Фредди, молодой человек лет двадцати, почти год работал в доме Петре. А так как ему приходилось заботиться о матери и младшем брате, больных туберкулезом, то он не жил при доме.

— Простите меня, — с искренним сочувствием произнесла Элизабет. — Дайте мне знать, если Фредди что-нибудь понадобится. Я с удовольствием выдам ему вперед месячное жалованье.

Мужчина кивнул:

— Спасибо, мэм. Я передам ему.

Элизабет терпеливо ждала. Чуть замешкавшись, он бросился открывать дверь.

В гостиной, склонившись друг к другу, Эдвард и Ребекка сидели на обитом материей в цветочек диване. Их головы — его, с черными как смоль волосами, и ее, покрытая черным шелком, — почти соприкасались. При виде Элизабет они замолчали.

Эдвард поднялся, скорее из вежливости, чем в знак уважения к жене.

— Здравствуй, Элизабет. Я тут рассказывал Ребекке, что верхняя палата парламента собирается отменить «Закон о заразных болезнях».

Элизабет разглядывала лицо мужа, его темно-карие, слегка навыкате глаза, аккуратно подстриженные бакенбарды и усы, чуть припухшие губы, постоянно кривившиеся в улыбке.

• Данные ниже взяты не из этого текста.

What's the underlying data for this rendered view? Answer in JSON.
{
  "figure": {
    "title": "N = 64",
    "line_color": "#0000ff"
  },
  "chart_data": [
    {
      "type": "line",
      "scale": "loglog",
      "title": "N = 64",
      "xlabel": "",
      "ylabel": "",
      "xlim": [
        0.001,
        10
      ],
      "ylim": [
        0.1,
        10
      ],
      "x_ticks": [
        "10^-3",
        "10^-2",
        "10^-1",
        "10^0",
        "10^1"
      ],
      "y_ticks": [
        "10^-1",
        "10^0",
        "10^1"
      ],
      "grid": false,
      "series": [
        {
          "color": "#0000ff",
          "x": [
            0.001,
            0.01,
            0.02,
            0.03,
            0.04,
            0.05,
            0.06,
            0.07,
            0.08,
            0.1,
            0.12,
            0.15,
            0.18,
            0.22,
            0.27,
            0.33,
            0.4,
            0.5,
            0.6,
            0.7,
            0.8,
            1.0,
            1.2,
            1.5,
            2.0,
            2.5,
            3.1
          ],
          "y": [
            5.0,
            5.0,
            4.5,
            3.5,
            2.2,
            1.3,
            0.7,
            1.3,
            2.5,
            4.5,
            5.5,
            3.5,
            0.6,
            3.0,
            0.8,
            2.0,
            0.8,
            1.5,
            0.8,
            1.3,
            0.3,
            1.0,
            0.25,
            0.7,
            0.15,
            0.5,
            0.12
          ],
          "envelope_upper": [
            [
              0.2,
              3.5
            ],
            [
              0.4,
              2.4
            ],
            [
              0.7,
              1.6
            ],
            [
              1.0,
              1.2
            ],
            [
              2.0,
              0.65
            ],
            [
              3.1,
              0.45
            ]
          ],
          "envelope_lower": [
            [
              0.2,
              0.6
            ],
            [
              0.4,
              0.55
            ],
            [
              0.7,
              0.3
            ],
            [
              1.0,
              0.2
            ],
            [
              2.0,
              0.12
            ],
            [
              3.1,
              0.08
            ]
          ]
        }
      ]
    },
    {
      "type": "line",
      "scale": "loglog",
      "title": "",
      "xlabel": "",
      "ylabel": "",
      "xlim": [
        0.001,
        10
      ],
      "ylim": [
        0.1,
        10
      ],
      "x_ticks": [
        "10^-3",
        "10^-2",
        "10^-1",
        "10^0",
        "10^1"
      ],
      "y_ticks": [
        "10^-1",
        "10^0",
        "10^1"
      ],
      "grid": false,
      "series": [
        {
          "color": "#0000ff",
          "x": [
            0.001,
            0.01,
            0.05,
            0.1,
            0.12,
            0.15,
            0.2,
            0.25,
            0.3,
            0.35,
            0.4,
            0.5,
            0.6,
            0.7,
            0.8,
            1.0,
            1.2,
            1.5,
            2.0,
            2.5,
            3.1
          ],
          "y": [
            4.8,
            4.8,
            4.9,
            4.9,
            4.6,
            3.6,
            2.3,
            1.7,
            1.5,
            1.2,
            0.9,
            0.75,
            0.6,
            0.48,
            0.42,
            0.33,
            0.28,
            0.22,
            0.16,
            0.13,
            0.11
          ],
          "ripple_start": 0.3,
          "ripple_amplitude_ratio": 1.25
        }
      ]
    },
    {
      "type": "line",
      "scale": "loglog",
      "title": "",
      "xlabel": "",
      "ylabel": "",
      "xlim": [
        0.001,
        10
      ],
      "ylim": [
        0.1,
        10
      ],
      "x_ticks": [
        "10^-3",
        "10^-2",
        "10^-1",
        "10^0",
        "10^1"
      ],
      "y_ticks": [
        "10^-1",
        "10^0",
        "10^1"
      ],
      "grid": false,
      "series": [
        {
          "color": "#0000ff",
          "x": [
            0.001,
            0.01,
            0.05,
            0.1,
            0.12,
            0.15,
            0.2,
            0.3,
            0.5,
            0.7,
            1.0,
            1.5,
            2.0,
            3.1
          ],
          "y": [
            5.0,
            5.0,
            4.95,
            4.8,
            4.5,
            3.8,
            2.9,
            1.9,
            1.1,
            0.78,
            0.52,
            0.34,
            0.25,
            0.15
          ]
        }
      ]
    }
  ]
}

В воскресенье он не ночевал дома. Накануне вернулся в два часа ночи — и у него не нашлось другой темы для разговора, как предполагаемая отмена «Закона о заразных болезнях».

— Миссис Батлер будет счастлива, — задумчиво произнесла она.

Миссис Батлер, вдова священника и секретарь Национальной ассоциации жен, шестнадцать лет жизни потратила на то, чтобы убедить парламент отменить «Закон о заразных болезнях».

— Это победа всех женщин, — заявила Ребекка, разглаживая морщинку на своем темно-синем шерстяном платье.

Обе они, и Элизабет и Ребекка, посещали больницы для бедных в рамках своей «политической деятельности». Мать, возможно, и забыла о находящихся там немощных и голодающих женщинах, а Элизабет нет.